Israel declarou hoje o escritor alemão e Nobel da literatura Günter Grass «persona non grata» devido a um poema que escreveu na semana passada, no qual advertia que o Estado judaico era uma ameaça para o mundo devido ao seu poderio nuclear.

«Os poemas de Grass alimentam as chamas do ódio contra Israel e o povo de Israel, e são uma tentativa de fomentar a ideia que este assumiu publicamente quando vestiu a farda das SS (polícia nazi)», afirmou hoje o ministro do Interior, Eli Yishai, para justificar esta decisão.

Um porta-voz do ministro afirmou ao jornal diário Haaretz que, de acordo com as leis da imigração e de entrada em Israel, o escritor tinha sido declarado «persona non grata» e, por conseguinte, não será lhe permitido o acesso ao país.

«Se Grass quer continuar a divulgar a sua criação disforme e enganosa, sugiro-lhe que o faça no Irão, aí encontrará ouvintes», disse o ministro, numa alusão a uma comparação feita pelo Nobel entre os dois países.

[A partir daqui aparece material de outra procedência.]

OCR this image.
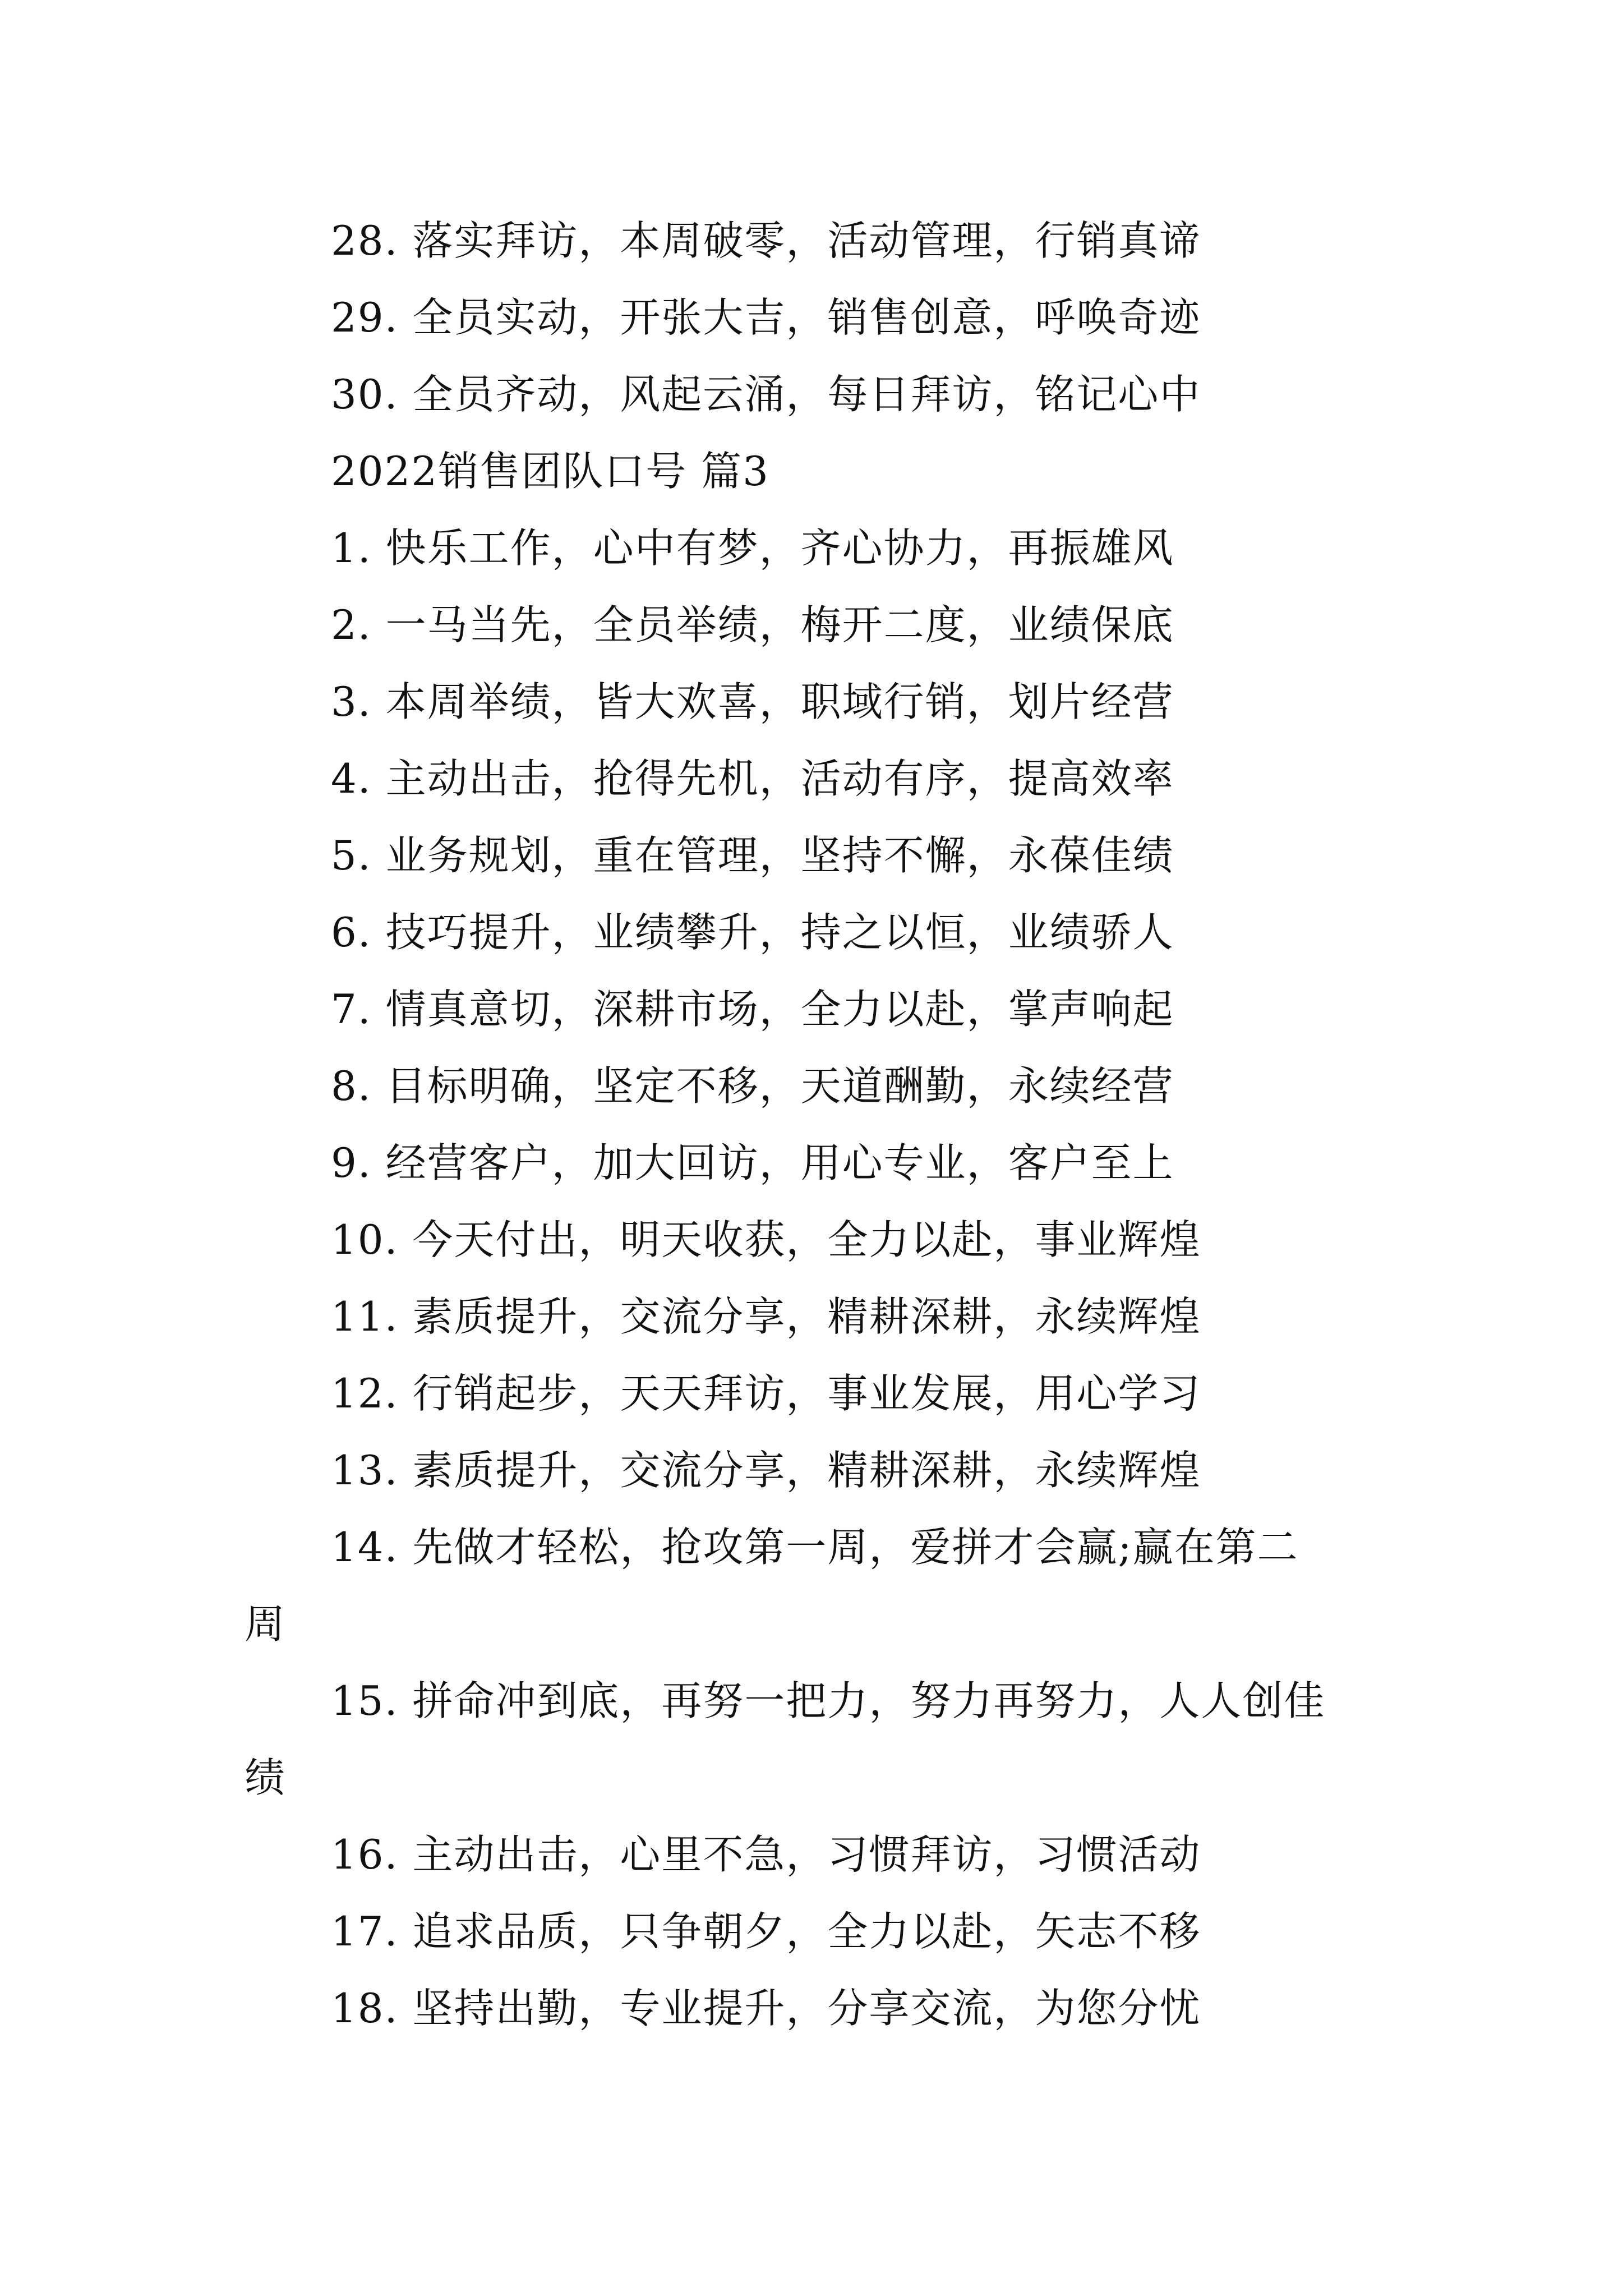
28. 落实拜访，本周破零，活动管理，行销真谛
29. 全员实动，开张大吉，销售创意，呼唤奇迹
30. 全员齐动，风起云涌，每日拜访，铭记心中
2022销售团队口号 篇3
1. 快乐工作，心中有梦，齐心协力，再振雄风
2. 一马当先，全员举绩，梅开二度，业绩保底
3. 本周举绩，皆大欢喜，职域行销，划片经营
4. 主动出击，抢得先机，活动有序，提高效率
5. 业务规划，重在管理，坚持不懈，永葆佳绩
6. 技巧提升，业绩攀升，持之以恒，业绩骄人
7. 情真意切，深耕市场，全力以赴，掌声响起
8. 目标明确，坚定不移，天道酬勤，永续经营
9. 经营客户，加大回访，用心专业，客户至上
10. 今天付出，明天收获，全力以赴，事业辉煌
11. 素质提升，交流分享，精耕深耕，永续辉煌
12. 行销起步，天天拜访，事业发展，用心学习
13. 素质提升，交流分享，精耕深耕，永续辉煌
14. 先做才轻松，抢攻第一周，爱拼才会赢;赢在第二
周
15. 拼命冲到底，再努一把力，努力再努力，人人创佳
绩
16. 主动出击，心里不急，习惯拜访，习惯活动
17. 追求品质，只争朝夕，全力以赴，矢志不移
18. 坚持出勤，专业提升，分享交流，为您分忧
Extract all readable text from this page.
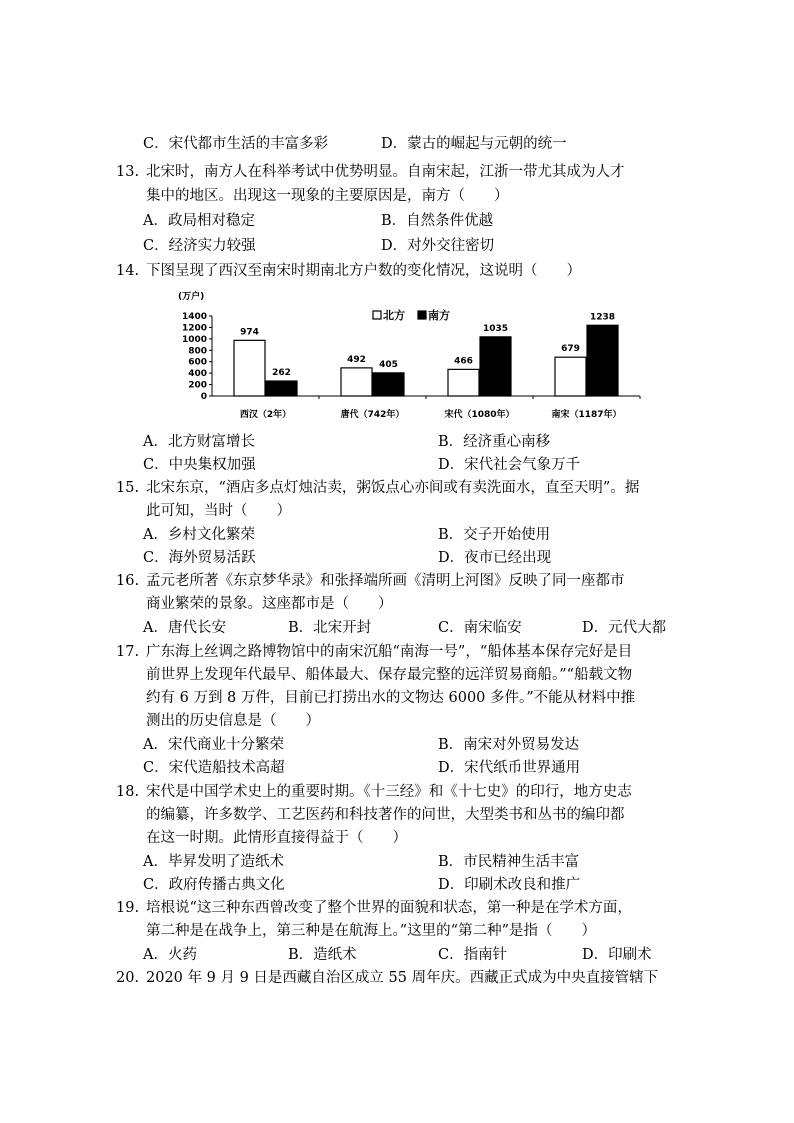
C．宋代都市生活的丰富多彩	D．蒙古的崛起与元朝的统一
13. 北宋时，南方人在科举考试中优势明显。自南宋起，江浙一带尤其成为人才
集中的地区。出现这一现象的主要原因是，南方（　　）
A．政局相对稳定	B．自然条件优越
C．经济实力较强	D．对外交往密切
14. 下图呈现了西汉至南宋时期南北方户数的变化情况，这说明（　　）
(万户)
0
200
400
600
800
1000
1200
1400
974
262
西汉（2年）
492 405
唐代（742年）
466
1035
宋代（1080年）
679
1238
南宋（1187年）
北方 南方
A．北方财富增长	B．经济重心南移
C．中央集权加强	D．宋代社会气象万千
15. 北宋东京，“酒店多点灯烛沽卖，粥饭点心亦间或有卖洗面水，直至天明”。据
此可知，当时（　　）
A．乡村文化繁荣	B．交子开始使用
C．海外贸易活跃	D．夜市已经出现
16. 孟元老所著《东京梦华录》和张择端所画《清明上河图》反映了同一座都市
商业繁荣的景象。这座都市是（　　）
A．唐代长安	B．北宋开封	C．南宋临安	D．元代大都
17. 广东海上丝调之路博物馆中的南宋沉船“南海一号”，“船体基本保存完好是目
前世界上发现年代最早、船体最大、保存最完整的远洋贸易商船。”“船载文物
约有 6 万到 8 万件，目前已打捞出水的文物达 6000 多件。”不能从材料中推
测出的历史信息是（　　）
A．宋代商业十分繁荣	B．南宋对外贸易发达
C．宋代造船技术高超	D．宋代纸币世界通用
18. 宋代是中国学术史上的重要时期。《十三经》和《十七史》的印行，地方史志
的编纂，许多数学、工艺医药和科技著作的问世，大型类书和丛书的编印都
在这一时期。此情形直接得益于（　　）
A．毕昇发明了造纸术	B．市民精神生活丰富
C．政府传播古典文化	D．印刷术改良和推广
19. 培根说“这三种东西曾改变了整个世界的面貌和状态，第一种是在学术方面，
第二种是在战争上，第三种是在航海上。”这里的“第二种”是指（　　）
A．火药	B．造纸术	C．指南针	D．印刷术
20. 2020 年 9 月 9 日是西藏自治区成立 55 周年庆。西藏正式成为中央直接管辖下
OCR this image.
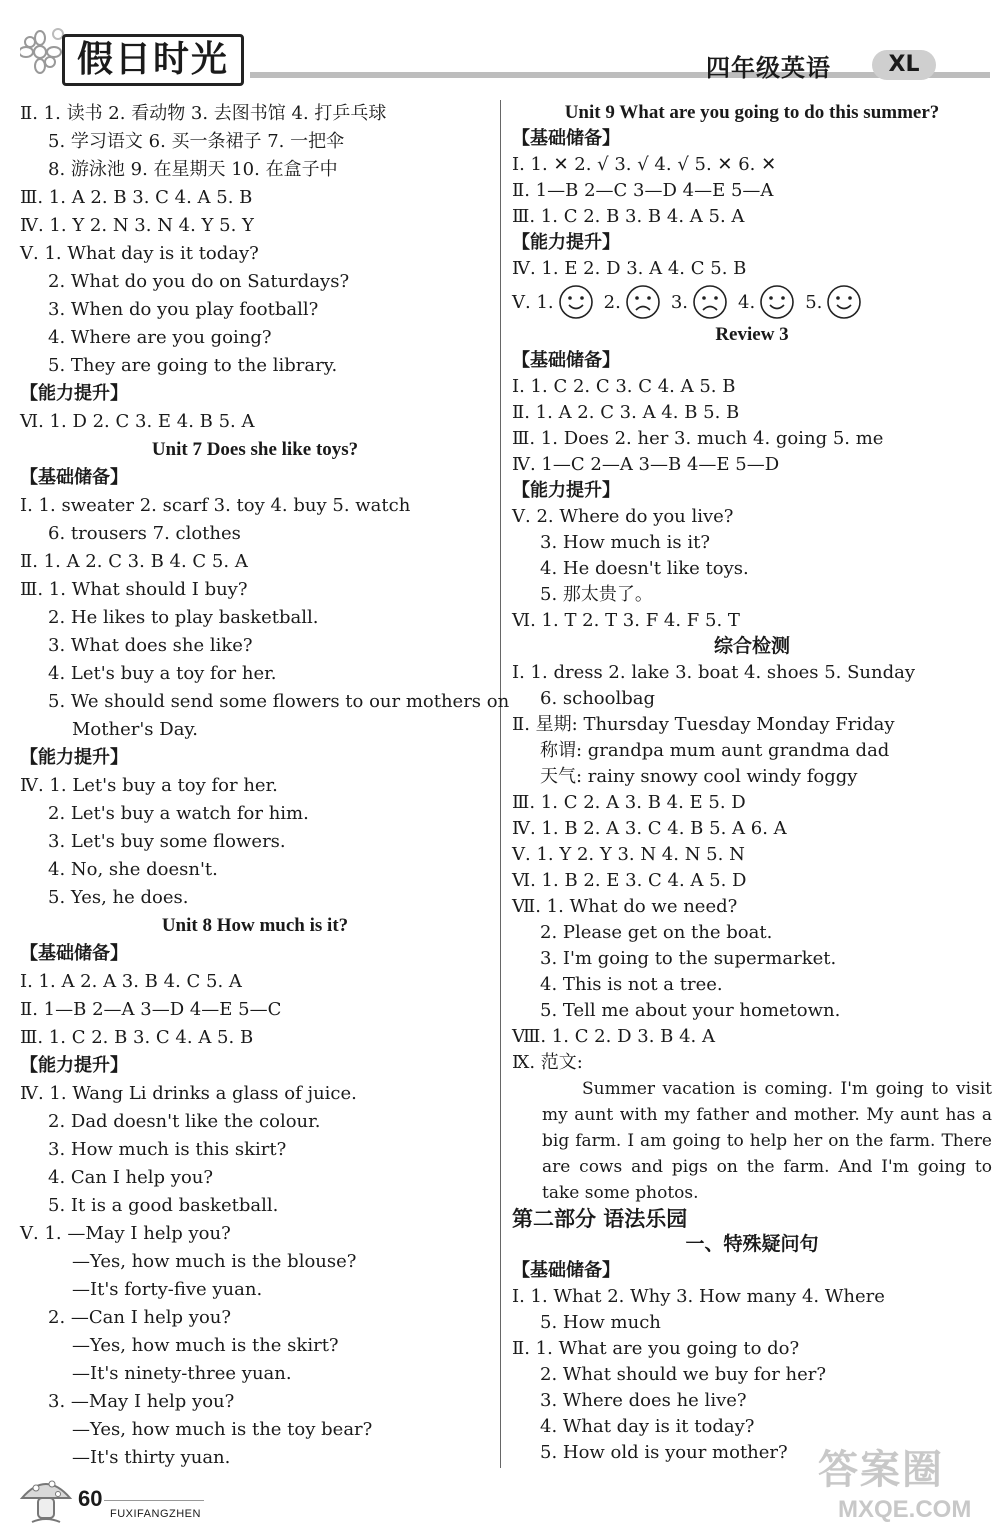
假日时光	四年级英语	XL
Ⅱ. 1. 读书 2. 看动物 3. 去图书馆 4. 打乒乓球
5. 学习语文 6. 买一条裙子 7. 一把伞
8. 游泳池 9. 在星期天 10. 在盒子中
Ⅲ. 1. A 2. B 3. C 4. A 5. B
Ⅳ. 1. Y 2. N 3. N 4. Y 5. Y
Ⅴ. 1. What day is it today?
2. What do you do on Saturdays?
3. When do you play football?
4. Where are you going?
5. They are going to the library.
【能力提升】
Ⅵ. 1. D 2. C 3. E 4. B 5. A
Unit 7 Does she like toys?
【基础储备】
Ⅰ. 1. sweater 2. scarf 3. toy 4. buy 5. watch
6. trousers 7. clothes
Ⅱ. 1. A 2. C 3. B 4. C 5. A
Ⅲ. 1. What should I buy?
2. He likes to play basketball.
3. What does she like?
4. Let's buy a toy for her.
5. We should send some flowers to our mothers on
Mother's Day.
【能力提升】
Ⅳ. 1. Let's buy a toy for her.
2. Let's buy a watch for him.
3. Let's buy some flowers.
4. No, she doesn't.
5. Yes, he does.
Unit 8 How much is it?
【基础储备】
Ⅰ. 1. A 2. A 3. B 4. C 5. A
Ⅱ. 1—B 2—A 3—D 4—E 5—C
Ⅲ. 1. C 2. B 3. C 4. A 5. B
【能力提升】
Ⅳ. 1. Wang Li drinks a glass of juice.
2. Dad doesn't like the colour.
3. How much is this skirt?
4. Can I help you?
5. It is a good basketball.
Ⅴ. 1. —May I help you?
—Yes, how much is the blouse?
—It's forty-five yuan.
2. —Can I help you?
—Yes, how much is the skirt?
—It's ninety-three yuan.
3. —May I help you?
—Yes, how much is the toy bear?
—It's thirty yuan.
Unit 9 What are you going to do this summer?
【基础储备】
Ⅰ. 1. ✕ 2. √ 3. √ 4. √ 5. ✕ 6. ✕
Ⅱ. 1—B 2—C 3—D 4—E 5—A
Ⅲ. 1. C 2. B 3. B 4. A 5. A
【能力提升】
Ⅳ. 1. E 2. D 3. A 4. C 5. B
Ⅴ. 1.	2.	3.	4.	5.
Review 3
【基础储备】
Ⅰ. 1. C 2. C 3. C 4. A 5. B
Ⅱ. 1. A 2. C 3. A 4. B 5. B
Ⅲ. 1. Does 2. her 3. much 4. going 5. me
Ⅳ. 1—C 2—A 3—B 4—E 5—D
【能力提升】
Ⅴ. 2. Where do you live?
3. How much is it?
4. He doesn't like toys.
5. 那太贵了。
Ⅵ. 1. T 2. T 3. F 4. F 5. T
综合检测
Ⅰ. 1. dress 2. lake 3. boat 4. shoes 5. Sunday
6. schoolbag
Ⅱ. 星期: Thursday Tuesday Monday Friday
称谓: grandpa mum aunt grandma dad
天气: rainy snowy cool windy foggy
Ⅲ. 1. C 2. A 3. B 4. E 5. D
Ⅳ. 1. B 2. A 3. C 4. B 5. A 6. A
Ⅴ. 1. Y 2. Y 3. N 4. N 5. N
Ⅵ. 1. B 2. E 3. C 4. A 5. D
Ⅶ. 1. What do we need?
2. Please get on the boat.
3. I'm going to the supermarket.
4. This is not a tree.
5. Tell me about your hometown.
Ⅷ. 1. C 2. D 3. B 4. A
Ⅸ. 范文:

Summer vacation is coming. I'm going to visit my aunt with my father and mother. My aunt has a big farm. I am going to help her on the farm. There are cows and pigs on the farm. And I'm going to take some photos.

第二部分 语法乐园
一、特殊疑问句
【基础储备】
Ⅰ. 1. What 2. Why 3. How many 4. Where
5. How much
Ⅱ. 1. What are you going to do?
2. What should we buy for her?
3. Where does he live?
4. What day is it today?
5. How old is your mother?
60
FUXIFANGZHEN
答案圈
MXQE.COM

Já na sexta-feira, o primeiro-ministro israelita, Benjamín Netanyahu, reagiu ao poema de Grass e assegurou que «é o Irão, e não Israel, quem representa uma ameaça para a paz mundial».

«A vergonhosa comparação que [Günter Grass] fez entre Israel e o Irão, um regime que nega o holocausto e apela para a destruição de Israel, diz muito pouco sobre Israel e muito sobre o próprio Grass», afirmou então o chefe do Governo israelita, em comunicado.

O escritor, de 84 anos, denunciou o programa nuclear de Israel num texto intitulado «Was gesagt werden muss» («O que há para dizer»), publicado simultaneamente pelo diário de referência alemão Süddeutsche Zeitung, pelo espanhol El País, pelo norte-americano The New York Times e pelo italiano La Repubblica.

O poema foi conotado de antissemita pela comunidade judaica alemã e por Israel e foi criticado por um vasto leque de políticos alemães.